# Rear View Mirror



## glockman55 (Mar 9, 2006)

What type of mirror's are any of you using on your UTV's I found one at Gander for $39.00, Kolpin...any thoughts?


----------



## grizzlyadams73 (Jul 13, 2003)

think i only paid $25 for the kolpin one from the dealer


----------



## glockman55 (Mar 9, 2006)

Picked one up yesterday..


----------



## jampg (Jan 27, 2007)

That looks like a nice one. Does that have OnStar?


----------



## Swamp Monster (Jan 11, 2002)

Does it work well? I want one as well but wondered if they vibrate bad enough to make them useless.


----------



## glockman55 (Mar 9, 2006)

Swamp Monster said:


> Does it work well? I want one as well but wondered if they vibrate bad enough to make them useless.

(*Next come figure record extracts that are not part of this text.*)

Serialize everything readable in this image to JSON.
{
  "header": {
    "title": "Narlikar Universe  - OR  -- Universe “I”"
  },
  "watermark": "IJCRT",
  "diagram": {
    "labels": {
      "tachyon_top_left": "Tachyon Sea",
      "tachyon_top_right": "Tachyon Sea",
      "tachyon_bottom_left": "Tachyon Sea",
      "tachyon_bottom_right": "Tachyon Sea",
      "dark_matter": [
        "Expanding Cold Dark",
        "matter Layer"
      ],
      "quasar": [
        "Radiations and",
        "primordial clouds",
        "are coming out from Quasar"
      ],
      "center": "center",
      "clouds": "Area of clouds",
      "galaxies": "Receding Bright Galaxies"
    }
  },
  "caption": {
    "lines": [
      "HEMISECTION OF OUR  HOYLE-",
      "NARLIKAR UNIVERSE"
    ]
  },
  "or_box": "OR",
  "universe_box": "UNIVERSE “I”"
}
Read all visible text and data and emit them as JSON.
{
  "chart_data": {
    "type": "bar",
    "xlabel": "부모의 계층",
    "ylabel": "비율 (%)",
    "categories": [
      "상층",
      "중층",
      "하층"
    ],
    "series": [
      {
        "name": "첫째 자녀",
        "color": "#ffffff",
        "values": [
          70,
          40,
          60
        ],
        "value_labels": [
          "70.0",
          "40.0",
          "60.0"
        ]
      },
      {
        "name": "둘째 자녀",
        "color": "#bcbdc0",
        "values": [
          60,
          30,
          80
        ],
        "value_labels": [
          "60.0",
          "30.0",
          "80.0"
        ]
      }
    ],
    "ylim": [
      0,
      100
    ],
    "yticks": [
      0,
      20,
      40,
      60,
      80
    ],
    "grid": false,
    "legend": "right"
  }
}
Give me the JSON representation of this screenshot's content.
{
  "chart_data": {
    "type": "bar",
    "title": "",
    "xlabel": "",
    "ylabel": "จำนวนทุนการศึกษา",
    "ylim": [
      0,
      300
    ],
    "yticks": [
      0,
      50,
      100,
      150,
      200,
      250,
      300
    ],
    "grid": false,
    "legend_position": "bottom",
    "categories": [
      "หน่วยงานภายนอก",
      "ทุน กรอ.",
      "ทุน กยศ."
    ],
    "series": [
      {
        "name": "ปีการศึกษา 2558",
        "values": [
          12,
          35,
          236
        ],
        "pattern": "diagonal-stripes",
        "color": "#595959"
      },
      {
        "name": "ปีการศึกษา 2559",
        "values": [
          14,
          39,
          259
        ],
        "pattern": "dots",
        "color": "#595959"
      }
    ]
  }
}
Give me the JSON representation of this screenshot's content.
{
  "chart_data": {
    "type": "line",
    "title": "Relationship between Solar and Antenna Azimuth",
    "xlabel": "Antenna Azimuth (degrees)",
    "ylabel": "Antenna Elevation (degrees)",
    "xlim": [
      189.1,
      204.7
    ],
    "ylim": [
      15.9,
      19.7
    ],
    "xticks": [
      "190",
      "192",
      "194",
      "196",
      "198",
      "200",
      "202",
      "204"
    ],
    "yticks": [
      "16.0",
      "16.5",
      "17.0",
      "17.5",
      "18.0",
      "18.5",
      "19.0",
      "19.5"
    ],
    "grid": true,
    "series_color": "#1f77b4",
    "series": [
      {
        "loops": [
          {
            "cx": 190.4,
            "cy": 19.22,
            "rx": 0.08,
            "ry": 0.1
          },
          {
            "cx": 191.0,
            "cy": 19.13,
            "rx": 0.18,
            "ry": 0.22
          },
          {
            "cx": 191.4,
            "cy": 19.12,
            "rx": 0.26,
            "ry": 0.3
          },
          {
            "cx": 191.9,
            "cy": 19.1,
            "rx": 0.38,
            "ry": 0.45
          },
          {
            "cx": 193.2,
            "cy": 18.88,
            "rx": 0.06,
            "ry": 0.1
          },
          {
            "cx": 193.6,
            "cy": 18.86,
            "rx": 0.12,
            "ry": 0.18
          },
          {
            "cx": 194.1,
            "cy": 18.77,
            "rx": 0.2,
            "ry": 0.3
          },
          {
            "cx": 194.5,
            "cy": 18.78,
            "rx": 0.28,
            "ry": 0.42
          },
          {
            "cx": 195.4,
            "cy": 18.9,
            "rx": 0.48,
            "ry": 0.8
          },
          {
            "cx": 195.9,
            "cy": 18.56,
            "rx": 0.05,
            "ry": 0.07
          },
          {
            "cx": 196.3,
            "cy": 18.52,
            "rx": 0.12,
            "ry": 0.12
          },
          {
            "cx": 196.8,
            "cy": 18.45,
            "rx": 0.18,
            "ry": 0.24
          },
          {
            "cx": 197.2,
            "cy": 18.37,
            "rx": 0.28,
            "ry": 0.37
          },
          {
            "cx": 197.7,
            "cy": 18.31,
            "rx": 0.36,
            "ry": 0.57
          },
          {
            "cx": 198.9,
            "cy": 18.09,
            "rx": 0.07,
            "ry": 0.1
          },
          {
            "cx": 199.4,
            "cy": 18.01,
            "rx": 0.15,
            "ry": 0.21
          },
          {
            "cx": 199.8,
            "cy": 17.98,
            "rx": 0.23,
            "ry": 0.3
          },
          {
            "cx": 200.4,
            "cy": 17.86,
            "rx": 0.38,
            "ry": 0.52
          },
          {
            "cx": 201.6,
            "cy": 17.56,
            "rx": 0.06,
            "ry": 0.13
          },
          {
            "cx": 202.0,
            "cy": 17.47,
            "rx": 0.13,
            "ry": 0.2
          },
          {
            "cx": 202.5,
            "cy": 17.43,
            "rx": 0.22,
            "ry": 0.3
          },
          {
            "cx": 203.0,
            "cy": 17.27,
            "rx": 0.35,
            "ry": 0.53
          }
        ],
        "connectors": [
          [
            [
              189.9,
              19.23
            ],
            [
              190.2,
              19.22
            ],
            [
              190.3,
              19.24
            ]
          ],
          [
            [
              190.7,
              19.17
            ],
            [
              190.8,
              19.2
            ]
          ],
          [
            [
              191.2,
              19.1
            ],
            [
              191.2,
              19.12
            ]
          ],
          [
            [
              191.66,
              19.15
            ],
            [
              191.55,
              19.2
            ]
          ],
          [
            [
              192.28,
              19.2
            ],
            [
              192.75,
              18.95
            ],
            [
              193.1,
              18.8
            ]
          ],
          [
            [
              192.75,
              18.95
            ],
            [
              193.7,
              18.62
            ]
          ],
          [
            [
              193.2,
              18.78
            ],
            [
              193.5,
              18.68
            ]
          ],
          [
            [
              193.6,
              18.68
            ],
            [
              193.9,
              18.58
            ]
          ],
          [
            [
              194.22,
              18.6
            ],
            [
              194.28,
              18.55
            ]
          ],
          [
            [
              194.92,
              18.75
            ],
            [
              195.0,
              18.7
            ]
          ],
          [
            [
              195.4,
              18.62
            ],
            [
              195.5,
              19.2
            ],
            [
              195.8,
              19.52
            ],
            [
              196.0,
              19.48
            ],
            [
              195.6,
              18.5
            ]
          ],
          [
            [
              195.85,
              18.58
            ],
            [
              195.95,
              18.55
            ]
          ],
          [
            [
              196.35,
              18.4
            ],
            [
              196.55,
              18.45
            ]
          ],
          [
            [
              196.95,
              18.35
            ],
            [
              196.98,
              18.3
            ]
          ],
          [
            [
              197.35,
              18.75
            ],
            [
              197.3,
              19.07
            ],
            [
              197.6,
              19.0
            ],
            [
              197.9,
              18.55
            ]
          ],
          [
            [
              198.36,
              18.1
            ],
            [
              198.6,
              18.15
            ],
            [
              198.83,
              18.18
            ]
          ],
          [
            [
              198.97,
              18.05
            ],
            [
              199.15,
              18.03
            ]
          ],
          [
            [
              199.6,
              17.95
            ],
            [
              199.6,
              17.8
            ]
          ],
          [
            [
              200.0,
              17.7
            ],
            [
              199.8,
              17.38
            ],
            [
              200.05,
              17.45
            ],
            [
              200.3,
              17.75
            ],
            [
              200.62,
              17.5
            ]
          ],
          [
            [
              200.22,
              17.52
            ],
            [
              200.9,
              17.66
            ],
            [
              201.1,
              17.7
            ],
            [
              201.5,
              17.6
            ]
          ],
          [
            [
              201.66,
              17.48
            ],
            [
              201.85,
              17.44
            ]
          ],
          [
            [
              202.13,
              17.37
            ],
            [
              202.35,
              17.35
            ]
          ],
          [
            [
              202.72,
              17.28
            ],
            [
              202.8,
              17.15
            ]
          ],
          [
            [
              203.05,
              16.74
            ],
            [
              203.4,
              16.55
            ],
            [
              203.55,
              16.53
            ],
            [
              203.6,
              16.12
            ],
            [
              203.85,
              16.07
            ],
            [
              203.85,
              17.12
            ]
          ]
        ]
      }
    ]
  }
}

 I'll tell more after a week in the woods.


----------



## GrizzlyHunter (Jun 17, 2005)

glockman55 said:


> What type of mirror's are any of you using on your UTV's I found one at Gander for $39.00, Kolpin...any thoughts?


I use a 36" wide Wink Mirror on my Rhino. It's a series of (5) smaller mirrors arrange in a series that allows you to see virtually anywhere behind you buggy. It's pretty sweet.

GH


----------